People received their medicines safely and on time. Medicines were stored, managed and disposed of safely and in line with guidance. The management team worked closely with their local pharmacist.

People received effective care from staff who had the knowledge and skills to carry out their roles.

The provider was aware that some staff were due to refresh their training, as their training had lapsed, and courses were booked as needed to meet this. Staff were knowledgeable and were able to tell us how they put their training into practice.

Staff knew the importance of giving people choices and gaining people’s consent. Staff understood the requirements of the Mental Capacity Act 2005 and Deprivation of Liberty Safeguards. The Care Quality Commission (CQC) monitors the operation of the Deprivation of Liberty Safeguards (DoLS) which applies to care homes. Applications for DoLS had been made in line with guidance.

People were offered a choice of healthy meals. People’s comments about the food were all positive. Staff monitored people’s weights to make sure they remained as healthy as possible. People were supported to maintain good health and were referred to health professionals when needed. People told us that staff helped them with appointments to see the doctor and other health professionals and that they were well supported with their health needs.
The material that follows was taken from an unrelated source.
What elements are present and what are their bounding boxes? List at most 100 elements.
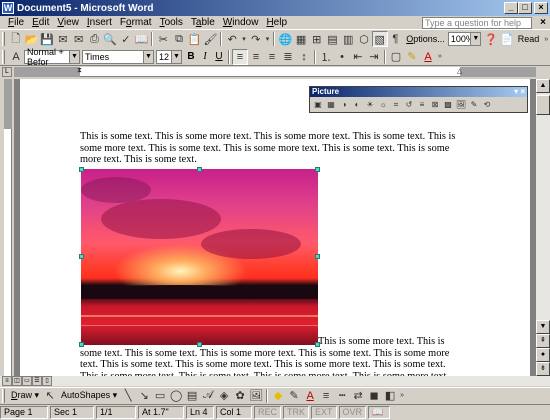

People told us they were treated with kindness, compassion, dignity and respect. Their privacy and dignity were respected. Staff knew people well and spoke with them in a patient, kind, and caring way.

People’s confidentiality was respected and their records were stored securely. Staff understood that it was their responsibility to ensure confidential information was treated appropriately and with respect to retain people’s trust and confidence.

People and their relatives were involved in planning their care and support. People received care and support that was individual to them and their needs and preferences. The provider had identified shortfalls with the care plans and sought advice from the relevant health professionals. They were following this guidance and developing new, more detailed care plans. This did not have an impact on people as staff knew people and their needs and preferences very well.

People told us they were supported to follow their interests and take part in meaningful social activities. An activities person attended the service five days a week and people said how much they enjoyed this.

People knew how to complain or raise concerns and were confident they would be listened to by the provider. The provider had a complaints policy and procedure, a copy was given to each person at the service.

The management team worked with staff each day and encouraged an open and transparent culture. Staff had confidence in the management team. People, their relatives, staff and health professionals were encouraged to feedback any ideas to aid developing the service.

Regular and effective audits were completed. Action was taken when shortfalls were identified. Notifications had been submitted to CQC in line with guidance.